Key Points:
- VICTORIA and VICTOR and were randomized trials that evaluated vericiguat versus placebo in HFrEF patients with and without recent decompensation, respectively.
- This pre-specified pooled analysis of over 11,000 VICTOR and VICTORIA participants found that vericiguat reduced all-cause mortality, cardiovascular (CV) death, and heart failure (HF) hospitalizations.
- This benefit was most pronounced among those with a BNP ≤ 6000 pg/mL, a unique observation among HF drugs which warrants further research.

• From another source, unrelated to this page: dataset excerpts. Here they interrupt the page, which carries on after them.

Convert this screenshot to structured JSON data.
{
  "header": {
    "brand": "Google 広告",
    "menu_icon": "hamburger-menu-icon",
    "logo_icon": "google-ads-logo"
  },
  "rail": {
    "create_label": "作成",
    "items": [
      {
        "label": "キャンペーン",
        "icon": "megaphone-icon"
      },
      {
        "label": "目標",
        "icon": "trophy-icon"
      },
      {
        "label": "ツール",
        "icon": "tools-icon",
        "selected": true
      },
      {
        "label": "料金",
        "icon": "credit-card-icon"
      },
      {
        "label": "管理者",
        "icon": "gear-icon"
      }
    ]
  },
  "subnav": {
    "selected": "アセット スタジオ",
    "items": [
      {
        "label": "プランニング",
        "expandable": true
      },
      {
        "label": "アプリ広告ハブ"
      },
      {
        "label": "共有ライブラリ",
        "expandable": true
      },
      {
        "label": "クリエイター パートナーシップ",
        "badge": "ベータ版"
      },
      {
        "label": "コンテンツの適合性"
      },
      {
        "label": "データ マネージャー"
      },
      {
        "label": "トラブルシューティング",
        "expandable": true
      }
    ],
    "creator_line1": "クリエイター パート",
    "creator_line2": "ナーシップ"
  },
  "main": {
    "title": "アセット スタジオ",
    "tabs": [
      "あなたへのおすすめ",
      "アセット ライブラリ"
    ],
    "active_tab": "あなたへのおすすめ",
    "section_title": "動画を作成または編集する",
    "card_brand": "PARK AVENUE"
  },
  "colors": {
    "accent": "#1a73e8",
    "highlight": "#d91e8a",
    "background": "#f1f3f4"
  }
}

The VICTORIA trial found that vericiguat decreased the risk of CV death or HF hospitalization in HFrEF patients with a recent decompensation, leading to the FDA approval for vericiguat for this indication in 2021. More recently, the VICTOR trial assessed vericiguat in stable, ambulatory HFrEF patients without a recent hospitalization or need for intravenous diuresis. Although VICTOR did not meet its primary endpoint of CV death or HF hospitalization, it showed a significant reduction in CV death and worsening heart failure events, as well as reductions in sudden cardiac death, HF-related death, and all-cause death with vericiguat. This raises questions about the role of vericiguat across the full spectrum of HFrEF severity.
On August 30th 2025 the results of a pre-specified patient-level pooled analysis of the VICTOR and VICTORIA trials were presented at the European Society of Cardiology Congress in Madrid, Spain. The purpose of this analysis was to assess the overall efficacy and safety of vericiguat and explore heterogeneity of treatment effects.
Overall, 11,115 participants from VICTOR and VICTORIA were included. The mean age was 68 years, 24% were female, 65% were white, and the mean ejection fraction was 30%. About one-quarter had no prior HF hospitalization, and the majority of patients had ischemic cardiomyopathy. Background GDMT was robust across both trials.
Vericiguat was associated with a significant reduction in the risk of the primary composite of CV death or HF hospitalization (HR 0.91 [95% CI 0.85-0.98]; p= 0.009) as well as CV death (HR 0.89 [95% CI 0.80-0.98]; p= 0.02), with treatment effects emerging at approximately 4 months and 8 months, respectively. Vericiguat also significantly reduced the risk of HF hospitalization (HR 0.92 [95% CI 0.84-1.00]; p= 0.04) and all-cause death (HR 0.90 [95% CI 0.82-0.99]; p= 0.03).
There was no evidence of treatment by trial interaction. The only heterogenous treatment effect identified was for baseline NT-proBNP level: benefits appeared to be concentrated among those with baseline levels ≤ 6000 pg/mL. It should be noted that this threshold was used as an exclusion criteria in VICTOR based on a similar signal in VICTORIA. This interaction has not been observed with other HF drugs, though baseline levels were not routinely measured in older trials.
Dr. Javed Butler MD, MPH, MBA of the University and Mississippi and Baylor Scott and White Health, concluded: “Vericiguat’s benefit on clinical outcomes and favorable tolerability and safety profile offers an additional therapeutic option for the management of patients across the spectrum of HFrEF.”